Because of this, many companies and corporations have become interested in expanding their businesses in New Zealand. However, aside from the operational aspect of running a business in the country, business owners should also pay attention to the payroll process and compliance. Failing to do so may result in massive trouble with the employees as well as certain government authorities. 

So, if you’re a first-time employer in New Zealand, here’s a comprehensive guide to payroll that you should know from the get-go. 

Payroll Requirements To Remember 

As an employer, you need to familiarize yourself with the basic payroll requirements and responsibilities in New Zealand. Typically, every employer should provide their employees with a formal agreement concerning their employment. It’s a written document that should outline the duties and responsibilities of both the employer and employee. 

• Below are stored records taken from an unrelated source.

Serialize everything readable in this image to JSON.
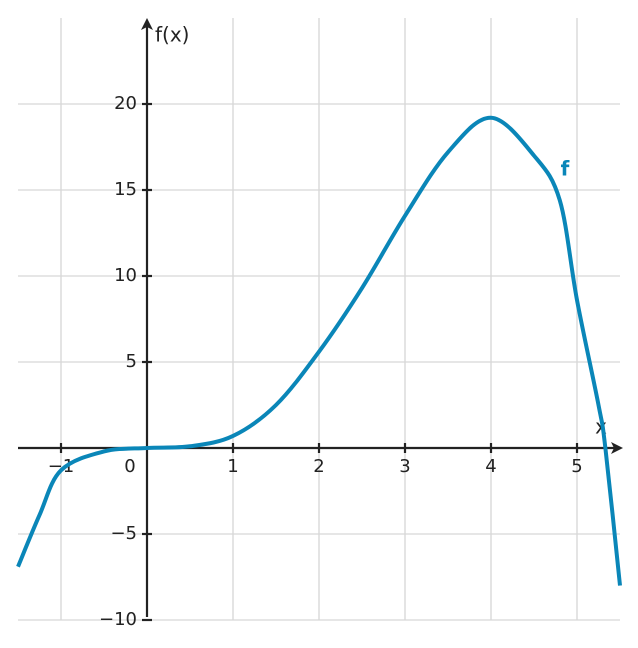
{
  "chart_data": {
    "type": "line",
    "x_label": "x",
    "y_label": "f(x)",
    "x": [
      -1.5,
      -1.25,
      -1,
      -0.5,
      0,
      0.5,
      1,
      1.5,
      2,
      2.5,
      3,
      3.5,
      4,
      4.5,
      4.8,
      5,
      5.25,
      5.33,
      5.5
    ],
    "series": [
      {
        "name": "f",
        "color": "#0a86b8",
        "values": [
          -6.9,
          -3.9,
          -1.3,
          -0.2,
          0,
          0.1,
          0.7,
          2.5,
          5.6,
          9.3,
          13.5,
          17.2,
          19.2,
          17.0,
          14.4,
          8.6,
          2.5,
          0,
          -8.0
        ]
      }
    ],
    "xlim": [
      -1.5,
      5.5
    ],
    "ylim": [
      -10,
      25
    ],
    "xticks": [
      {
        "value": -1,
        "label": "−1"
      },
      0,
      1,
      2,
      3,
      4,
      5
    ],
    "yticks": [
      {
        "value": -10,
        "label": "−10"
      },
      {
        "value": -5,
        "label": "−5"
      },
      5,
      10,
      15,
      20
    ],
    "grid": true
  }
}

Also, New Zealand’s employment contract can be individual or collective, depending on the situation. For example, a new non-union employee will be covered by a collective agreement for their first 30 days of work. 

Moreover, aside from the employment agreement, the following are some payroll requirements to be aware of:

1. Taxes

Employers in New Zealand have a duty to withhold certain taxes from the employees’ pay during the fiscal year, which runs from April 1 to 31. These taxes can include:

  • Income Taxes: If you employ at least one employee, you should register as an employer to withhold income taxes from the employees. Once registered, you should remit income taxes under the country’s Pay As You Earn (PAYE) system by the Inland Revenue Department (IRD). Under New Zealand’s progressive income tax system, a portion of an employee’s income is taxed based on the rate applicable to specific personal income tax brackets. However, if you want to understand better how income taxes work under the PAYE system, you can check out some reliable resource websites to familiarize yourself with a guide to NZ PAYE. 
  • KiwiSaver Contributions: Employers should withhold tax contributions to the KiwiSaver retirement system for employees covered by KiwiSaver. Generally, this refers to a voluntary savings scheme designed to help employees in New Zealand set up their retirement.  
  • Fringe Benefits Tax: This is a tax paid by employers based on the benefits offered to employees. These can include a provision of goods and services, insurance, subsidized transport, and other benefits.

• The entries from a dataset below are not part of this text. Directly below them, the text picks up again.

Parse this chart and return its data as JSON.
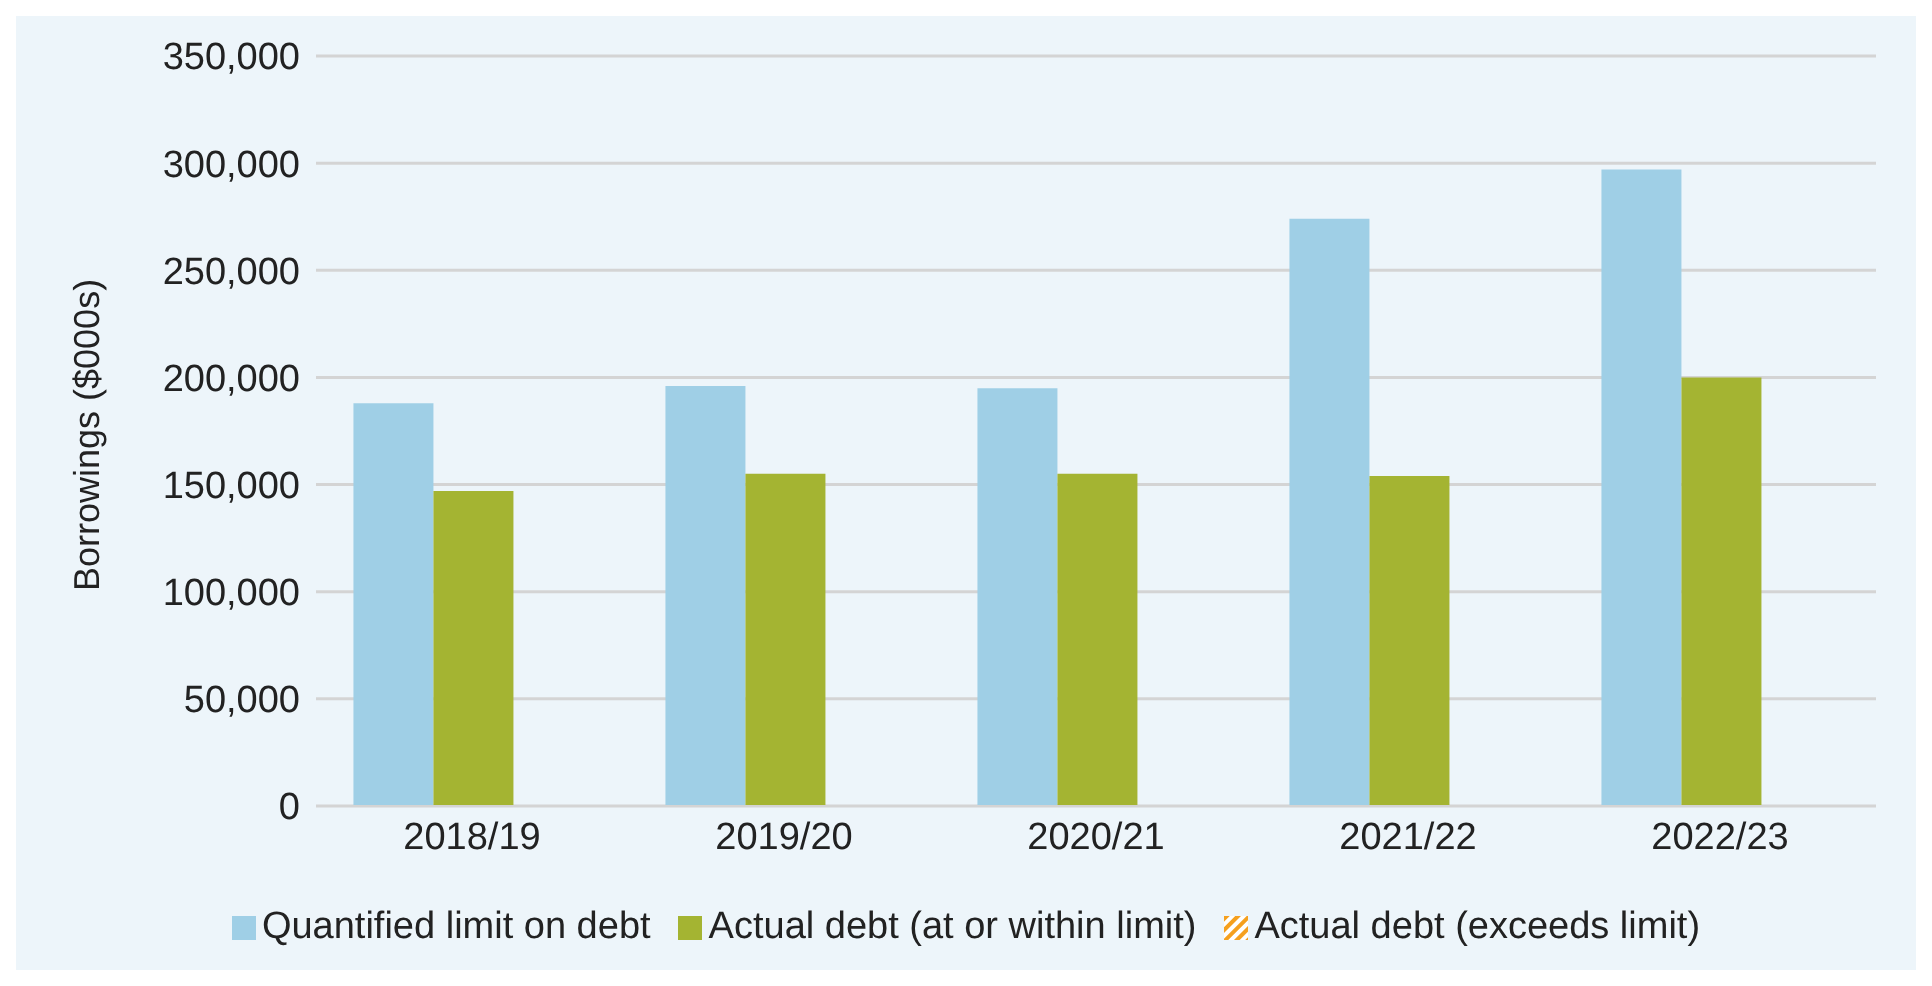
{
  "chart_data": {
    "type": "bar",
    "ylabel": "Borrowings ($000s)",
    "categories": [
      "2018/19",
      "2019/20",
      "2020/21",
      "2021/22",
      "2022/23"
    ],
    "series": [
      {
        "name": "Quantified limit on debt",
        "color": "#9fcfe6",
        "values": [
          188000,
          196000,
          195000,
          274000,
          297000
        ]
      },
      {
        "name": "Actual debt (at or within limit)",
        "color": "#a4b432",
        "values": [
          147000,
          155000,
          155000,
          154000,
          200000
        ]
      },
      {
        "name": "Actual debt (exceeds limit)",
        "color": "#f5a01e",
        "values": [
          null,
          null,
          null,
          null,
          null
        ]
      }
    ],
    "ylim": [
      0,
      350000
    ],
    "yticks": [
      0,
      {
        "value": 50000,
        "label": "50,000"
      },
      {
        "value": 100000,
        "label": "100,000"
      },
      {
        "value": 150000,
        "label": "150,000"
      },
      {
        "value": 200000,
        "label": "200,000"
      },
      {
        "value": 250000,
        "label": "250,000"
      },
      {
        "value": 300000,
        "label": "300,000"
      },
      {
        "value": 350000,
        "label": "350,000"
      }
    ],
    "grid": "y",
    "legend": "bottom"
  }
}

2. Working Hours, Conditions, And Overtime Pay 

When it comes to working hours, New Zealand has no official rules. But most employers have work hours from 8:30 in the morning to 5:00 in the afternoon with a 40 hour-limit per week. They’re also not required to pay overtime to their employees unless the employment contract provides a provision for overtime pay. 

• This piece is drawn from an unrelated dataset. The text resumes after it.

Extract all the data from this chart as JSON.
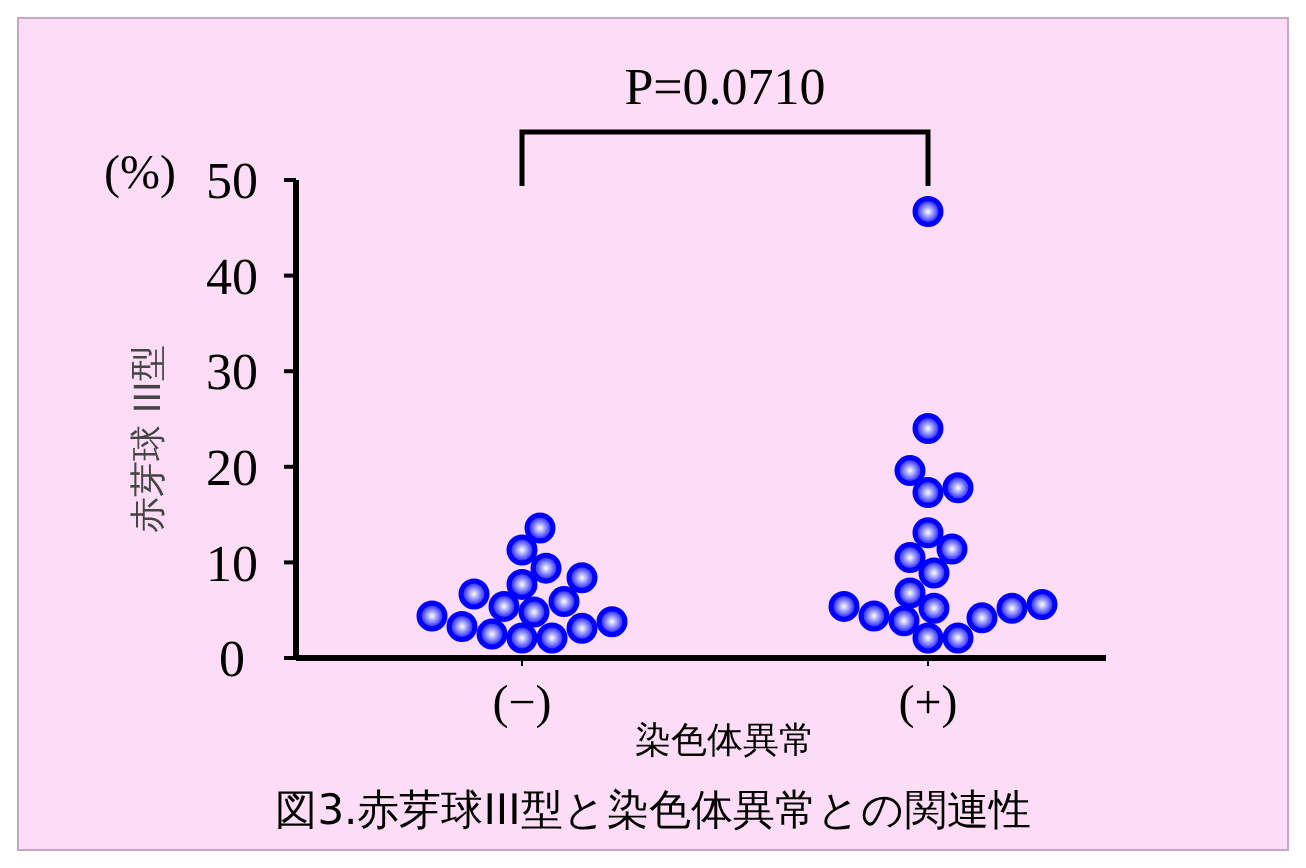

When it comes to other working conditions like the length of probation, employers can implement 90 days or longer probationary periods, depending on the agreement between them and employees. However, it’s essential to know that the length of probation should be fair and reasonable to the nature of the job and other circumstances. 

3. Compensation, Termination, Bonuses, and Leaves

The standard minimum wage rate in New Zealand is increasing to NZ$21.20 per hour from April 2022. When it comes to termination, the country has no specific official policies. But generally, employees and employers provide the required notice periods in the employment contract. If the employer offers bonuses to the employees, it should be discussed and negotiated before their first day of work. 

On the other hand, New Zealand employers also provide various types of leave. These can include vacation leave, sick leave, paid parental leave, bereavement leave, and workplace injury leave. 

4. Reporting And Compliance 

It’s also essential for employers in New Zealand to keep certain wage records physically or digitally for at least seven years. Otherwise, they may face penalties and potential legal action. Employers should use the country’s Inland Revenue program regarding payroll filing to minimize the errors associated with pay runs. For instance, there are tax deductions to consider under a progressive tax system for workers. Furthermore, it’s essential to know the following steps in paying these taxes to the IRD:   

  • Register with the IRD as an employer. Otherwise, you may have to pay certain penalties for failing to do so. 
  • Require your employees to fill out an IR330 form to identify their tax code. Once you know the code, you can determine the amount of PAYE you should deduct from their pay. 
  • Automatically enroll your employees in the KiwiSaver system. 
  • Make the necessary deductions from your employees’ pay and file the data about these deductions with the IRD within two days after their scheduled payday. 
  • Pay the money you deduct from the employees to the IRD every 20th of the month or every 5th or 20th, depending on your set schedule.   

Bottom Line 

Dealing with payroll in New Zealand can be complicated if you don’t know where and how to start. Therefore, if you’re a new employer in the country, keep this guide about the basics of payroll compliance in mind. That way, you can pay your employees their correct salaries, wages, and benefits and make the necessary deductions for the IRS to avoid legal troubles.